Last week Charles Isherwood, theater critic for the NY Times wrote a fascinating, if somewhat whiny article about the latest production of Glengarry Glen Ross starring Al Pacino. Isherwood objects to the lengthy preview extension for GGR, which kept most critics from publishing their reviews until well into the profitable run of the show. The argument basically asserts that it is unfair to expect theater patrons to decide on what show to see without the expert advice provided by critics. Putting aside the fact that Al Pacino could sell out houses by sitting on a chair and grunting for 90 minutes, there is a more important issue brought up by Isherwood’s lament. Does the Times matter anymore? Is it still the gatekeeper to the Elysian fields of dramatic prominence that it has been for the better part of a century?
To answer this question, we must examine the basic transaction between producers and critics. Producers do not give critics free tickets to their opening night because they believe criticism is essential to the art form, they do it because they hope a good review will sell tickets. Shows with the star power of GGR or the brand power of Spiderman have proven that they can sell out without the stamp of approval of the fourth estate. Its not difficult to understand why this bothers critics, in a very real sense it renders them irrelevant. Isherwood argues that this diminution of critical power is bad for theater, that without expert guidance the ignorant masses just won’t know what shows they really ought to see. What Ishwerwood misses is that the power of critics is not based on the brilliance of their opinions, it never was, it has always been based on their ability to generate ticket sales. If critics cannot destroy shows they dislike, or propel shows they do like at the box office, they basically cease to matter.
Don’t get me wrong, the Times still exerts tremendous power in the theater world, but its days of anointing the next big thing in theater may well be numbered. Just last week Adam Szymkowicz, one of my favorite playwrights, and a widely produced one at that (he has two NYC productions up now “Hearts like Fists” and “UBU”) , wrote on Facebook that he had just received his 4th positive review from the Times, but that his life has not changed. This is only one example, and frankly I would not be the least bit surprised if the change in circumstance Adam seeks will come, but it is telling. For theater artists of our generation the power of the Grey Lady to transform careers was unquestioned, I think it unlikely that this will be the case for the kids coming up now, who will need new ways to promote their work.

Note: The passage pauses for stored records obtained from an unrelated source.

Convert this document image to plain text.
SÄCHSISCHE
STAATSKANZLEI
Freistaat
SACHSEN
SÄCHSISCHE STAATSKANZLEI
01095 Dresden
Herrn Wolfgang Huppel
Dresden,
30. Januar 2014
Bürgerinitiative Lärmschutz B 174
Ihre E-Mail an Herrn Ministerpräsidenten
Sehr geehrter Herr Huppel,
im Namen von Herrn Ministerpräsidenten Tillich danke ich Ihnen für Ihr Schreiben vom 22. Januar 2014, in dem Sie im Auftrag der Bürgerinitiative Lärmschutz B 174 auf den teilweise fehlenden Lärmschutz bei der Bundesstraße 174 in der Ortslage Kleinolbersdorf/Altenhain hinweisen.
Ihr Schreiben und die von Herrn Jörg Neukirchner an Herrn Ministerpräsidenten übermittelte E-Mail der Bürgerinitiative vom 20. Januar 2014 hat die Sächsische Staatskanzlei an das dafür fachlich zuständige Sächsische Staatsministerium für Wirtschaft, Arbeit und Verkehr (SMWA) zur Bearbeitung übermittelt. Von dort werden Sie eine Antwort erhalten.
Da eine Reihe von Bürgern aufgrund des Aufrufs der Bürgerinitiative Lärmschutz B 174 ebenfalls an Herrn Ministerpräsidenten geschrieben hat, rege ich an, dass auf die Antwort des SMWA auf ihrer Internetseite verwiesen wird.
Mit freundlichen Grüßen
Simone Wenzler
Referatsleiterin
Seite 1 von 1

The reason for the Times’ slipping influence are myriad. It has to do with their general circulation woes, with the online pay wall that frustrates would be readers, and with the general apathy the public has shown towards theater in recent decades. But the most important reason for their decline, is also the silver lining that should give hope to theater producers and artists. That silver lining is the explosion of online outlets which discuss and promote theater. This democratization of theater opinion writing from New York Theater Review, to Culturebot, to Theatermania.com, has opened a new world that simply did not exist 10 or 15 years ago. Just as the internet has revolutionized the way we decide what to watch on TV, it has a deep impact on what plays we go to see. This is a good development for theater, and one which gives artists much greater control over the trajectory of their work. The profound pronouncements from atop Mount Sulzberger are no longer lightning bolts, more and more they are whimpers bemoaning their diminished cultural influence. While this may have a negative effect on the handful of playwrights they would choose to anoint, it offers smaller outlets and audiences themselves a much stronger hand in determining the future course of theater in America.